Once labor has progressed to the stage of delivery, we call the obstetrician and begin the delivery of a child who had only lived in the womb. Once all the necessary paperwork is complete – with the time of delivery and the time of death, the baby’s weight and measurements are still taken – the family begins the long journey of mourning the loss.

It was my first time taking care of a patient like this. Nothing had been taught to me in nursing school and no previous experience had prepared me for it. I was filled with so many conflicting emotions and thoughts that I was not sure I was ready to take on this task. I was sure I didn’t have enough experience and knowledge to give this family what they needed during this devastating time. There I was, with this seemingly impossible mission, and I was considering turning it down.

I did not do it. I continued what I had been called to do. Before entering the patient’s room and introducing myself, probably as someone they would never want to remember, I found myself in a deserted corner of our floor, returning once more to my faith. I knew my coworkers would always be available if I needed help, but spiritually I was so alone.

I started to pray silently, but felt I was begging God more than praying. “God, I know you guided me here to do your job, but I don’t know what to do.
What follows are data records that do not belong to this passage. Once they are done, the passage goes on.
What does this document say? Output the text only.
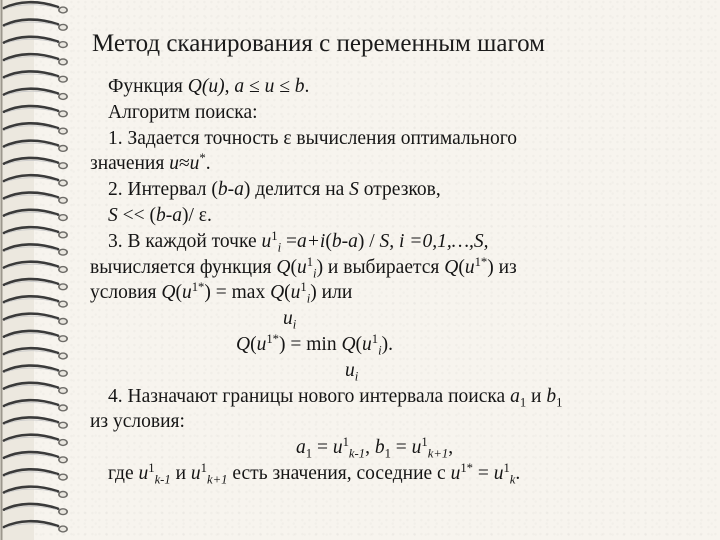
Метод сканирования с переменным шагом
Функция Q(u), a ≤ u ≤ b.
Алгоритм поиска:
1. Задается точность ε вычисления оптимального
значения u≈u*.
2. Интервал (b-a) делится на S отрезков,
S << (b-a)/ ε.
3. В каждой точке $u^1_i =a+i(b-a) / S$, i =0,1,…,S,
вычисляется функция $Q(u^1_i)$ и выбирается $Q(u^{1*})$ из
условия $Q(u^{1*}) = \max Q(u^1_i)$ или
$u_i$
$Q(u^{1*}) = \min Q(u^1_i)$.
$u_i$
4. Назначают границы нового интервала поиска $a_1$ и $b_1$
из условия:
$a_1 = u^1_{k-1}$, $b_1 = u^1_{k+1}$,
где $u^1_{k-1}$ и $u^1_{k+1}$ есть значения, соседние с $u^{1*} = u^1_k$.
I know you put me here for a reason, but be with me as I do my best to take care of this family.

I wouldn’t say I knew exactly what to do in the delivery room at the time, but I felt I was not alone in caring for the mother.

I then took a deep breath, walked into the room, and at that moment I felt that I had God by my side. The feeling in the room was filled with painful emotions and I still didn’t know how to begin our interaction. As soon as I opened my mouth, I felt God take over and lead me to find the right words. “My name is Kristin and I will be with you tonight. That was it. With the few words I was guided to, I felt peace in my heart.

I wouldn’t say I knew exactly what to do in the delivery room at the time, but I felt I was not alone in caring for the mother. I felt I had someone by my side, helping my actions and helping me find words to try to comfort a grieving family. Through this experience, I achieved something that has played a big part in my nursing career ever since. I have found that in my work I am never alone. I have God with me, even when I feel like I don’t know what to do. I don’t have to be afraid to go through difficult situations with patients on my own.

I can trust that God will not lead me astray because he is the one who helped me find the best way to serve him. This is not unlike the passage from Joshua: “Be strong and courageous, be neither afraid nor dismayed, for the Lord your God is with you wherever you go” (Josh 1: 9). His words couldn’t be more suited to my work.